Thursday, June 24, 2010
As you have probably noticed, I have been quite busy and unable to post much lately. The reason I have been busy is that I am participating in a Summer Chaplaincy program at a Hospital. The experience has been very ecumenical, for good or ill, working at a Methodist Hospital with Baptist and Presbyterian supervisors, serving alongside others of all backgrounds.
I'm a confessional Presbyterian and love the homiletical and theological resources of the Presbyterian and Reformed Churches. However, so far, most of resources that I actually find useful on a daily basis are Anglican. I thought I might offer what I find helpful to others who may be doing hospital visits or chaplaincy work.
I began caring with me a Book of Common Prayer (BCP) into rooms. Yes, this is the 1979 version that everyone thinks is liberal, but it is actually very helpful, filled with prayers largely based on the services of Thomas Cranmer, the martyred Archbishop of Canterbury that nearly made the Church of England Reformed. It contains a large number of prayers for the sick. If one is nervous about what to pray for, reading these prayers before entering the room can help the pastor know what might be good to pray for (healing, skill in nurses and doctors, comfort, salvation, etc.) The BCP also has a service/prayers for the family upon death, which helps if one is struggling for good words at this time. One of the best parts is the Psalter. Many who are sick wish to hear their favorite Psalms (23, 40, 46, etc) and this has a modern language version based on the NRSV, which is 98% the same as the ESV.
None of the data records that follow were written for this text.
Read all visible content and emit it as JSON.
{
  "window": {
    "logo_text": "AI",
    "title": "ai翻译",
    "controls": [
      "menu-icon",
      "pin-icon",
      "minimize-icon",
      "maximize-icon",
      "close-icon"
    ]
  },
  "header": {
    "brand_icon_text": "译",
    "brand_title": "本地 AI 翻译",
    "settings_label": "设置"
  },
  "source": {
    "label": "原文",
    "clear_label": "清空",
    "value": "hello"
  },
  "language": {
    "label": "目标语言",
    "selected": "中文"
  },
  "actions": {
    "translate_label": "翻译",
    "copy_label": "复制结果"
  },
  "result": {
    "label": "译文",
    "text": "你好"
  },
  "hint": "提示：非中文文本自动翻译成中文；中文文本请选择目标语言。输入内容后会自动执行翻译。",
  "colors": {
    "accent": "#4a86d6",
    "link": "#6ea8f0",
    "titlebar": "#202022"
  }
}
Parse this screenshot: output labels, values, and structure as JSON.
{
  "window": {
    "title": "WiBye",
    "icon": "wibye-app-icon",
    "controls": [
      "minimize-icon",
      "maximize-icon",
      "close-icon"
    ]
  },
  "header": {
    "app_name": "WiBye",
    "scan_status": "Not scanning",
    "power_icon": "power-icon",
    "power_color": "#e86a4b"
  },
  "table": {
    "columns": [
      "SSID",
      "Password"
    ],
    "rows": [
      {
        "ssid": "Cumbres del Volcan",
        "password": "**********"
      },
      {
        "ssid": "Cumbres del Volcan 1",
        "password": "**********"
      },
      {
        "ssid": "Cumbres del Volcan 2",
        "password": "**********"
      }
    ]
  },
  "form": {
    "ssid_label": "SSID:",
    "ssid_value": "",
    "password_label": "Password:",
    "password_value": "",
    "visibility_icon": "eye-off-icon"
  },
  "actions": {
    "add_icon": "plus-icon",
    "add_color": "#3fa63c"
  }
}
I recently picked up a combination Book of Common Prayer and NRSV Bible. If a patient, instead of a Psalm wishes to hear Romans 8 (or Romans 9 if they're Presbyterian), John 10, or something different, you are not scrambling for the Gideon or leaving and coming back with a Bible, or carrying multiple books awkwardly into the room. Again, yes this is the NRSV, but it is largely similar to the ESV except for some gender neutral language that is easy to change back while reading. This is better than lugging around the 1928 and trying to change all the "eths" and "thous" in reading which sounds overly formal and detached at a time that needs to be intimate.
Finally, driving to work can be intimidating each morning. So to help on the drive in, I have started listening to Morning Prayer put out by an Anglican Church in podcast form. It is mostly a reading of an Old Testament, Epistle and Gospel passage with prayer. The Scripture passages help form my prayer language throughout the day.